Наконец Эмбер и ее пятеро спутников спешились и продолжали путь пешком.
Они проскакали почти тринадцать часов, и Эмбер страшно измучилась: болело все тело, ей казалось, что она никогда больше не сможет ходить. От усталости кружилась голова. Эмбер мечтала просто упасть там, где стояла, и не вставать больше, пока не отдохнет, но она заставляла себя двигаться дальше. «Не останавливайся, не останавливайся, – говорила она себе. – Сделай шаг, еще один. Ты должна быть там». Эмбер боялась, что упустит его, что он уедет или что дом сгорит, и, преодолевая смертельную усталость, она шла вперед.
Она хватала за плечи прохожих и спрашивала, сгорел ли Чипсайд.

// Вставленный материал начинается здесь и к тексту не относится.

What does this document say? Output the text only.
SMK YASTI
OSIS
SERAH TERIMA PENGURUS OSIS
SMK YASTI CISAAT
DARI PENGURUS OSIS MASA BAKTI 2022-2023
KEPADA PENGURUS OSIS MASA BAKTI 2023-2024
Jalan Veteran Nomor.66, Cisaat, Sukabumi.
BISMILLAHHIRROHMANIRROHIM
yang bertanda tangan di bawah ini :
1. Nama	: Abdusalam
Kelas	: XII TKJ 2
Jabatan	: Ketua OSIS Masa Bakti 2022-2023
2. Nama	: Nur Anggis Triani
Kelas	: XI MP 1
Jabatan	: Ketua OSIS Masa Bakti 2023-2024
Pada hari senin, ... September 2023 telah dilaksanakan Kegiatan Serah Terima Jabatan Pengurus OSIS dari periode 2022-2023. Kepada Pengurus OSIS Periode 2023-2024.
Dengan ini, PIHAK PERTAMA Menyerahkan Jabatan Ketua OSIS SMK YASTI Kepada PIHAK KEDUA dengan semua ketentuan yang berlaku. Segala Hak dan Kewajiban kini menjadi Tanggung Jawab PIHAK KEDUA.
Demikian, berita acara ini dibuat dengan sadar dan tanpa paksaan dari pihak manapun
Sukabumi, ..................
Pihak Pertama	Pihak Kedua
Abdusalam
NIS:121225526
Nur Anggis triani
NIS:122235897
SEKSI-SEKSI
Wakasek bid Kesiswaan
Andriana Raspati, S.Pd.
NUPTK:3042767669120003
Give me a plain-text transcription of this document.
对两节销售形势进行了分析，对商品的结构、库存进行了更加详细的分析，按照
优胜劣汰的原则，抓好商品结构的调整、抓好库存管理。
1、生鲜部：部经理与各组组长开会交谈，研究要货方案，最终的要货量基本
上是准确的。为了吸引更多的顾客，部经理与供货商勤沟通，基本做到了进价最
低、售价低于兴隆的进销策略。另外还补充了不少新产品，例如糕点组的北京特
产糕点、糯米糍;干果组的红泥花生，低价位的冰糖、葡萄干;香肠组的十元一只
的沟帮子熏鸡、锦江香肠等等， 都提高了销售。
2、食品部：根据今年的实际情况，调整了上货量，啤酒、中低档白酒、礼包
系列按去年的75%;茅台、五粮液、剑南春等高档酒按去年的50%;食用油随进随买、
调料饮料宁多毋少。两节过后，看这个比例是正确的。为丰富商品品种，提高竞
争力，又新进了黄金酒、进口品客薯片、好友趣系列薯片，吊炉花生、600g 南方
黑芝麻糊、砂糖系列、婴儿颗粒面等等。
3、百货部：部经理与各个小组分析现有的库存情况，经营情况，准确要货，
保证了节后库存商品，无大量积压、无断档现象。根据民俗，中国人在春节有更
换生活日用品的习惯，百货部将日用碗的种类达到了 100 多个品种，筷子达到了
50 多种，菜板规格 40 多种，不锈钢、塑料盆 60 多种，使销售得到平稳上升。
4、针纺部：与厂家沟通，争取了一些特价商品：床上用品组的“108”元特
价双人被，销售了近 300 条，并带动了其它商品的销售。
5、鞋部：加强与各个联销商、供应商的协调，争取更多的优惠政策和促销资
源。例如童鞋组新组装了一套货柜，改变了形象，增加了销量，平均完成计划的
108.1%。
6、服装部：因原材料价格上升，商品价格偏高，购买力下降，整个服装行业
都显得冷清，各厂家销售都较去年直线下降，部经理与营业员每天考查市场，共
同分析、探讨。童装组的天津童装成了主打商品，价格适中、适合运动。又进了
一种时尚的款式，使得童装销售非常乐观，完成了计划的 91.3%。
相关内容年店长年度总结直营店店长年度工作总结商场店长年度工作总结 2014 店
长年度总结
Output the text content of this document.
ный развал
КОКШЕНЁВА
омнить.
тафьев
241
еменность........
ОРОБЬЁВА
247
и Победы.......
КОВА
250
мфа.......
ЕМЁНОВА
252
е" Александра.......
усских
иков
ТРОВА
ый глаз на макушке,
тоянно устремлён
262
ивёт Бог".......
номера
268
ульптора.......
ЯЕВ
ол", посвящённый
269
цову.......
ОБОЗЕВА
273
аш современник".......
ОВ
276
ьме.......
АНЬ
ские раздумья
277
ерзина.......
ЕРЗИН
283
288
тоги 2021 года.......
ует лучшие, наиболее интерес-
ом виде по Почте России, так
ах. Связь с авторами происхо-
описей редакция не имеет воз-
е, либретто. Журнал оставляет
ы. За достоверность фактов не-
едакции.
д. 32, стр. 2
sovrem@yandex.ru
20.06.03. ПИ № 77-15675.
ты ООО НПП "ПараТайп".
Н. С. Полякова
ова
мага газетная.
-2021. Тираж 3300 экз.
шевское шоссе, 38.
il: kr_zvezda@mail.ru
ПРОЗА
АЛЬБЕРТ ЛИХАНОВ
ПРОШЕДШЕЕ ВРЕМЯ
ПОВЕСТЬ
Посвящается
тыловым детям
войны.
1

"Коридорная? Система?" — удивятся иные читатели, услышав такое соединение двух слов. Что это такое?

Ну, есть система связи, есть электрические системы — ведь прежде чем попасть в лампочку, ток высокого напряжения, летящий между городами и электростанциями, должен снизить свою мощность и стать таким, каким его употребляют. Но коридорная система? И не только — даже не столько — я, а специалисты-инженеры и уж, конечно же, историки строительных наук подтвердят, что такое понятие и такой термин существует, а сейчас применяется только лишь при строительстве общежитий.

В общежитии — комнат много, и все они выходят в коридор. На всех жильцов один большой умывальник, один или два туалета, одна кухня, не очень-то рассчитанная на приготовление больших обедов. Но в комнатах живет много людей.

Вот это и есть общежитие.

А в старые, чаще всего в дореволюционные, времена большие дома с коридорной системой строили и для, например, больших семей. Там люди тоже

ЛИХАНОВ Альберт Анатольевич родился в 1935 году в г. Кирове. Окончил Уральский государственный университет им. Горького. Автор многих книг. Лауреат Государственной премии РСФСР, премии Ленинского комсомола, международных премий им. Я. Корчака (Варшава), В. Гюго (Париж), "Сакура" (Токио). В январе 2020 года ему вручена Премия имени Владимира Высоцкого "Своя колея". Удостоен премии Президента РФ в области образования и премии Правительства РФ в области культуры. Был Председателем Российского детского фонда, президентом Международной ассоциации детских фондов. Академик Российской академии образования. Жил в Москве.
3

Чипсайд – оживленный торговый район Лондона Ей приходилось кричать, чтобы ее услышали. Большинство не обращало на нее внимания или просто не слышало вопроса, но в конце концов она получила ответ:
– Сгорел сегодня утром.
– Полностью?
Но прохожий уже прошел мимо. Эмбер продолжала спрашивать, удерживая людей за рукав:
– Скажите, Чипсайд сгорел полностью?
– Да, парень, сгорел дотла.
Эти слова вызывали у нее отчаяние, но при других обстоятельствах оно было бы гораздо сильнее, ибо общая истерия движущейся толпы вовлекла ее в атмосферу народного несчастья. Пожар был настолько огромным, разрушения – настолько обширными и кошмарными, что весь этот ужас казался нереальным. Шадрак Ньюболд сгорел, а с ним, вероятно, и все ее деньги, все, что у нее было на свете, – но она не могла полностью осознать, что это означало лично для нее. Смысл придет потом, позднее.
Только одно было важно сейчас – найти Рэдклиффа.
Возле ворот, ведущих на улицы Чизуэлл-стрит, Барбикан и Лонг-лейн, стояла толпа; люди всё еще жили надеждой. Они надеялись, как и жители соседних Уолтинг-стрит, Корн-Хилл и Чипсайда, что огонь стихнет, не дойдя до них. Но пламя уже прорвалось сквозь стены, и ветер достиг такой силы, что не верилось, будто хоть что-то может уцелеть. Некоторые горожане бегали около своих домов и никак не могли решиться на что-нибудь. Другие спасали то, что могли спасти: они выбрасывали мебель и постельное белье через окна верхних этажей, нагружали повозки посудой, столовым серебром и портретами.
Эмбер держалась рядом с Большим Джоном Уотерменом, когда они пробивались Сквозь толпу на Госуэлл-стрит. Ведь им приходилось двигаться против течения, и людской поток иногда отбрасывал их назад, несмотря на все их усилия.
Шли матери с узлами вещей на голове, держа на руках одного ребенка и в то же время стараясь не потерять из виду других детей, которых могла задавить толпа. Грубые носильщики, злые и упрямые, орали на людей, осыпали непристойной руганью и расталкивали всех локтями – сегодня они командовали народом. Повсюду метались ошалевшие животные. Испуганно блеющий козел попытался пробиться сквозь людей. Коровы мычали в унисон с визжащими детьми, сидевшими у них на спине. Бесчисленное множество кошек и собак, орущих от ужаса свиней, горланящих попугаев в клетках Обезьяны на плечах хозяина или хозяйки сердито тараторили и хватали мужчин за парик, а женщин – за ожерелье. Грузчики тащили на головах перину, а поверх нее сундук, который то и дело съезжал набок, а иногда грохался об землю. Некоторые завернули в простыню все, что смогли спасти, и шагали, перекинув узел за спину. В толпе было много беременных женщин, они отчаянно пытались защитить свои неуклюжие животы от давки, несколько молодых женщин истерически рыдали от ужаса. Больных несли на спинах их близкие – сыновья, мужья или слуги. В одной повозке лежала женщина, она страшно стонала, и ее лицо было искажено родовыми муками. Рядом была повитуха, которая стояла на коленях и обеими руками работала под одеялами, а роженица старалась сбросить с себя одеяла, истерзанная нестерпимой болью.